Dicha crisis, obviamente, se manifiesta también en lo político. Los recientes acontecimientos muestran la verdadera situación. No hablan de una “vergüenza” para la democracia (en Estados Unidos nunca hubo democracia) sino de la crisis de pauperización y falta de salida a la misma, a no ser por vía violenta. Muestran a todas luces la crisis del sistema capitalista. Todos estos sucesos no pueden atribuirse solo a la locura del presidente Trump, a quien quieren destituirlo y quitarle el acceso al “botón nuclear”. Este magnate metido a político expresa lo que buena parte de la población (¡la mitad de los votantes!) siente -o se le ha hecho sentir-: racismo visceral, xenofobia, fanatismo anticomunista. “¡Morir, antes que el socialismo!”, expresaba el grupo QAnon, fanáticos supremacistas blancos seguidores de Trump, quienes protagonizaron la toma del Capitolio (con la anuencia de varios legisladores republicanos, no olvidar). Si el futuro presidente Joe Biden puede ser visto como de izquierda, ya está todo dicho. ¿Se estará dando lo mismo que sucedió en Alemania y que trajo como resultado la aparición de un Trump germánico en su momento: Adolf Hitler?
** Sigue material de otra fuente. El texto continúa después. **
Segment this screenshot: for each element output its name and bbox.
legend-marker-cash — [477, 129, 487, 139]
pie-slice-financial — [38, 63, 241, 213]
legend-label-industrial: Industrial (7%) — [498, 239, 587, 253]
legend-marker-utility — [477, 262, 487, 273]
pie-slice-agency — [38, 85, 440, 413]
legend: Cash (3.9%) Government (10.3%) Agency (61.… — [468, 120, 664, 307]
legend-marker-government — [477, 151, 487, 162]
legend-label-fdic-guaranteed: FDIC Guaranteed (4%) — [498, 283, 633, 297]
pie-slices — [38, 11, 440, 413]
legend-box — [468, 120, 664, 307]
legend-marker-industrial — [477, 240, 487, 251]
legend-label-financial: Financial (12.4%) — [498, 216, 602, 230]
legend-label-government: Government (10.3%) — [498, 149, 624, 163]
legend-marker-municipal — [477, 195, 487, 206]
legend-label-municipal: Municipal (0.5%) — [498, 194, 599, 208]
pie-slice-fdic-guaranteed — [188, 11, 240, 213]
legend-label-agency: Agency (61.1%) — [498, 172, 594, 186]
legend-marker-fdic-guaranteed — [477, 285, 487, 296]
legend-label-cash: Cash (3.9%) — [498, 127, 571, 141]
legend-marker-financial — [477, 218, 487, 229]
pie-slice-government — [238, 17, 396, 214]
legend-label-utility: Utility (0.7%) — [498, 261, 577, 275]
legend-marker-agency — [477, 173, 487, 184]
En Estados Unidos, más allá de lo proclamado, no hay democracia. ¡Nunca la hubo!, aunque se arrogue el papel de supuesto “paladín mundial de la democracia”. La apatía política de su población es histórica: solo vota apenas un 50% del electorado. Además, no existe elección directa, sino que se eligen los nada transparentes colegios electorales, que “cocinan” el resultado final en secretividad. El voto se hace en día laborable, no siendo obligatorio. Por tanto, de democracia (representativa, porque de allí no pasa) no hay absolutamente nada.

La actual crisis política, propia y muy común en cualquier “republiqueta bananera” en la que Washington podría intervenir militarmente para “salvar la democracia”, expresa el grado de podredumbre del sistema político, así como la falacia monumental de su tan preconizada democracia. Como se ha dicho simpáticamente: si no hay golpe de Estado en Estados Unidos, es porque no hay embajada yanki. Y de libertad… la única libertad que allí se ve es la estatua francesa que se encuentra en la entrada del puerto neoyorkino. No caben dudas que como país capitalista Estados Unidos superó al resto del mundo. Sus logros económicos son innegables, pero la justicia brilla por su ausencia. Siempre ha brillado, aunque se llene la boca hablando de libertad y democracia. El racismo visceral que atraviesa a su sociedad es una muestra elocuente de ello. Además, su papel de matón global le resta toda credibilidad a su preconizado destino de defensor de las libertades y los derechos humanos. ¿Se les defiende lanzando bombas atómicas sobre población no combatiente de Japón, o lanzando napalm y agente naranja sobre aldeas vietnamitas? Si décadas atrás, antes de los planes neoliberales, repartía internamente algo más de riqueza, lo que posibilitaba tener una clase trabajadora -con conciencia de clase media hiperconsumista- que vivía en cierta opulencia comparada con trabajadores de otras latitudes, hoy día es uno de los países del mundo donde la distancia entre ricos y pobres es mayor. La globalización neoliberal -impulsada por los propios sectores poderosos de Estados Unidos expresadas en las políticas neoconservadoras, el FMI y el Banco Mundial- sirvió para potenciar la riqueza de sus mega-capitales en forma exponencial, pero también para empobrecer a su población. La crisis financiera nunca resuelta del 2008 es un patético recordatorio. No olvidar que el fascismo (como el de los grupos que atacaron el Capitolio, o como el de la Alemania post Tratado de Versalles) se nutre de clasemedieros empobrecidos, arruinados y desesperados.